I love my wife.
Crazy about her.
We have a five-year anniversary this month. Known each other eight years now. I can tell you her favorite color. Her favorite food to eat. What makes her smile so big. What makes her cry.
And our memories are better than any money in the bank.
Don’t even get me started on the story of how we met. On second thought, I dare you. It’s a good story.
So, if you and I are ever hanging out, getting to know each, and you tell me, “Hey Peter, you’re pretty cool and we should be friends, but your wife—I don’t like her,” well, then you and I will not be friends. Friendship with me brings with it friendship with her. Marriage is like that.
Why do I share this with you? I share this because there’s a sentiment I hear creeping in the background of various conversations I have. I’m sure you’ve heard it.
“I love Jesus, but I don’t like the Church.”
It’s not new.

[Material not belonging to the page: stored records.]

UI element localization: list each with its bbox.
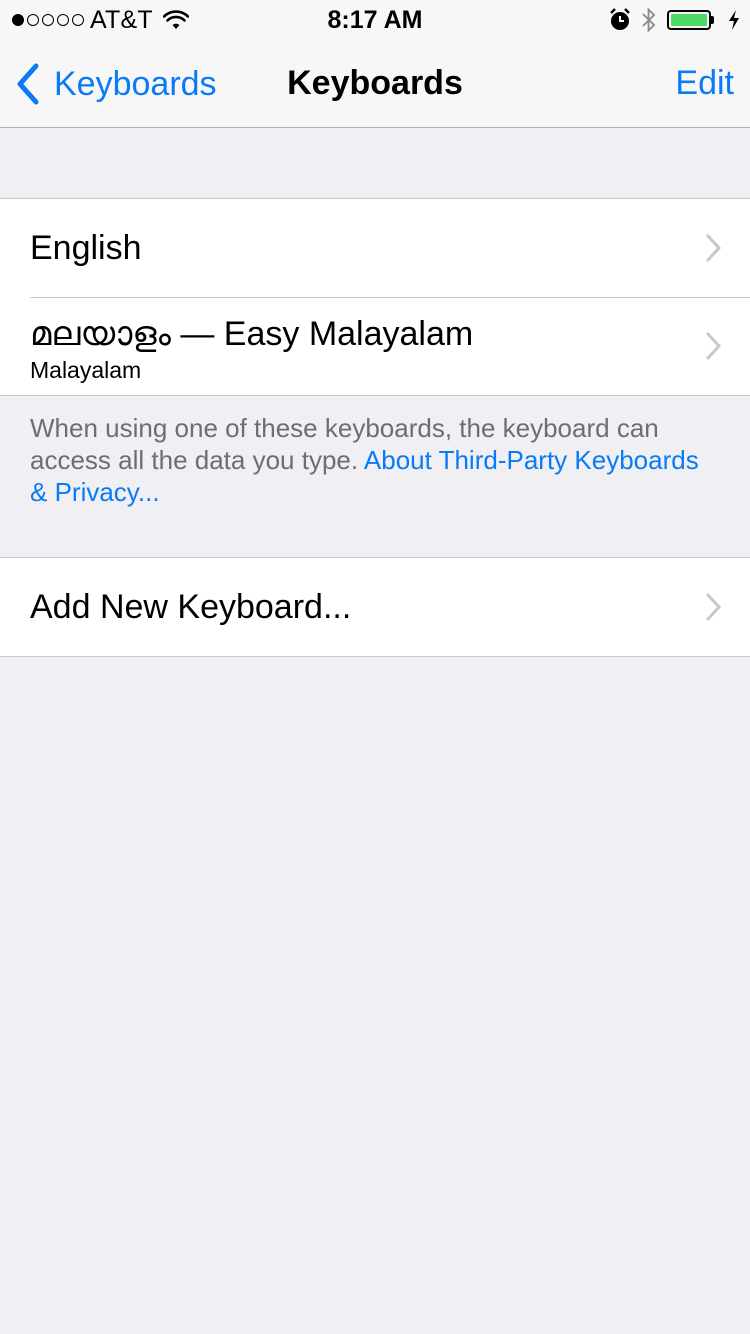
- privacy-note: When using one of these keyboards, the k…: [30, 412, 720, 508]
- keyboard-title: English: [30, 229, 142, 267]
- back-button[interactable]: Keyboards: [14, 62, 217, 106]
- status-bar-right: [609, 6, 740, 34]
- keyboard-row-malayalam[interactable]: മലയാളം — Easy Malayalam Malayalam: [0, 297, 750, 395]
- charging-bolt-icon: [729, 10, 739, 30]
- bluetooth-icon: [642, 7, 656, 33]
- battery-icon: [667, 10, 714, 30]
- status-bar: AT&T 8:17 AM: [0, 0, 750, 40]
- back-button-label: Keyboards: [54, 64, 217, 103]
- add-keyboard-group: Add New Keyboard...: [0, 557, 750, 657]
- navigation-bar: Keyboards Keyboards Edit: [0, 40, 750, 128]
- battery-body: [667, 10, 711, 30]
- chevron-right-icon: [706, 234, 722, 262]
- keyboards-list: English മലയാളം — Easy Malayalam Malayala…: [0, 198, 750, 396]
- keyboard-row-english[interactable]: English: [0, 199, 750, 297]
- add-new-keyboard-label: Add New Keyboard...: [30, 588, 352, 626]
- add-new-keyboard-row[interactable]: Add New Keyboard...: [0, 558, 750, 656]
- edit-button[interactable]: Edit: [675, 64, 734, 103]
- battery-nub: [711, 16, 714, 24]
- keyboard-title: മലയാളം — Easy Malayalam: [30, 315, 474, 353]
- battery-level: [671, 14, 707, 26]
- alarm-icon: [610, 8, 630, 30]
- chevron-right-icon: [706, 332, 722, 360]
- chevron-right-icon: [706, 593, 722, 621]
- chevron-left-icon: [17, 63, 39, 105]
- keyboard-subtitle: Malayalam: [30, 357, 142, 383]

Just last week a colleague showed me a book he was reading, and the preface expressed just that idea.
It was written in the 1950s.
But when I read the New Testament, I see one of the guiding metaphors for the people of God being a bride. What if that’s true?
If it’s true, and I react on a gut level when you disrespect my wife, what does Jesus think when we want to buddy up with him but ditch his girl?

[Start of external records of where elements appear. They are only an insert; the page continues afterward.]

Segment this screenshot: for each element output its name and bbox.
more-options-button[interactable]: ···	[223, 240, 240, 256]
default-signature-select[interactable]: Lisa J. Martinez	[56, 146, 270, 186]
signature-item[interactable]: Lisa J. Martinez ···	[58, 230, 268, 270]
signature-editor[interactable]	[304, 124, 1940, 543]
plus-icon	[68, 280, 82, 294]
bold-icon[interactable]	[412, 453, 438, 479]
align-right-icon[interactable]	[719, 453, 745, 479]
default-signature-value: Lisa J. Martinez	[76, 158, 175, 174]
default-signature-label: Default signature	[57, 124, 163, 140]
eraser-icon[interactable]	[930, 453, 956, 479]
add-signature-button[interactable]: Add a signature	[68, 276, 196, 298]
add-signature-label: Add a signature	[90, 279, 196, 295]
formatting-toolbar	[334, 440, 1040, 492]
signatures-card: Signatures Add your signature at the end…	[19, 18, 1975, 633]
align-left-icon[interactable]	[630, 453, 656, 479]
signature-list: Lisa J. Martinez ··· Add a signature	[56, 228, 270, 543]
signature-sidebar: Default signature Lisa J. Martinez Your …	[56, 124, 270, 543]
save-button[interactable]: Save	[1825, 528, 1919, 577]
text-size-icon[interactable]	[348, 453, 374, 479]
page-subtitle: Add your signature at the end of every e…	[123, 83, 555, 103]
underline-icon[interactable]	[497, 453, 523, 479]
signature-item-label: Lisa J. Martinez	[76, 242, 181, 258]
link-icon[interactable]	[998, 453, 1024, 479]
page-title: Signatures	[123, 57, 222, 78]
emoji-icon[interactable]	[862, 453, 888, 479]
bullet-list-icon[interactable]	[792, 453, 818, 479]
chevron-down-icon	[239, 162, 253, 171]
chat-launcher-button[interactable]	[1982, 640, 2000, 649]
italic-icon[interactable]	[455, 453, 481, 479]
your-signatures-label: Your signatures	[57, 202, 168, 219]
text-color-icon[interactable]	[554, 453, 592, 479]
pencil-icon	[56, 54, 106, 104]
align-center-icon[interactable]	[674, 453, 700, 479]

We need a redeemed and transformed ecclesiology. Ecclesiology is simply a big seminary word for the way we think and talk about and practice this thing called Church. It comes from the Greek word ekklesia, which means “a public gathering of people,” and is the word that gets translated “church” in the New Testament.
In Ephesians 5, Paul writes to the believers there about some practical ways that the Resurrection impacts how they live in marriage. Within that, he goes on a tangent, paralleling the relationship of a husband with a wife alongside the relationship of Jesus and the Church. He writes,
“Husbands, love your wives, as Christ loved the church and gave himself up for her, that he might sanctify her, having cleansed her by the washing of water with the word, so that he might present the church to himself in splendor, without spot or wrinkle or any such thing, that she might be holy and without blemish” (Ephesians 5:25–27, ESV).
Jesus loves the Church. Not the idea of Church. Not the Church as it could be or will be. But the real thing, this ragamuffin, dysfunctional family of crazy, broken, fallible people as we are. If Jesus loves her so deeply, can I? Can I lead my students in loving the Church?
Believe me, I’m not naive when it comes to the Church. Some days it really hurts. I’ve got scars from this family. I’m sure I’ve been on the giving side of some hurt, too. Like in marriage, my wife and I have our bad days of miscommunication and conflict. And there are days as part of a local church, I just want to take my bat and ball and go home.
My students need the Church every bit as much as they need Jesus. As I read the New Testament, nowhere do I see friendship with Jesus apart from the Church. It is part of my job to point out all of those little ways that Jesus is madly, head-over-heels in love with His bride as often as I can.
Little by little, Jesus is changing me. And little by little, Jesus is changing the Church. In fact, I’m willing to bet it’s in my relationship with a local church that Jesus does most of his tinkering with my heart. What if walking away from the Church is walking away from making myself available to God?
Our students need a relationship with a local church. They need a pastor who knows them by name and prays for them. They need relationships with faithful Christian mentors who can show them how raise kids, fill out their taxes, apply for a job, treat a wife or husband, and cook a meal. They need to see the Christian life lived and modeled.
And the Church is the best place to find those people.
We need a redeemed imagination for the Church.
It’s a not building. It’s not a production. It’s not an institution.
The Church is not something we go to. It is something we are. Something we do. Something we practice.
The church is a family. Our grandmas and grandpas of the faith. Our moms and dads of the faith. Our sisters and brothers, our daughters and sons. The kinds of people we don’t choose but for whom God has chosen us. The kinds of people we don’t turn our back on, no matter how much they irritate us or we disagree with them.
The kinds of people whom Jesus calls “Bride.”
This is why I love the Church, my local church—because I love Jesus. And I cannot love one without the other.
“The Spirit and the Bride say, “Come!” (Revelation 22:17).
2 thoughts on “I Love Jesus and I Love His Church”
Good exhortation, Peter. Thanks for calling our students to love the church.
Great post. Loving the Church is something I’m always trying to communicate to my students. Thanks for sharing.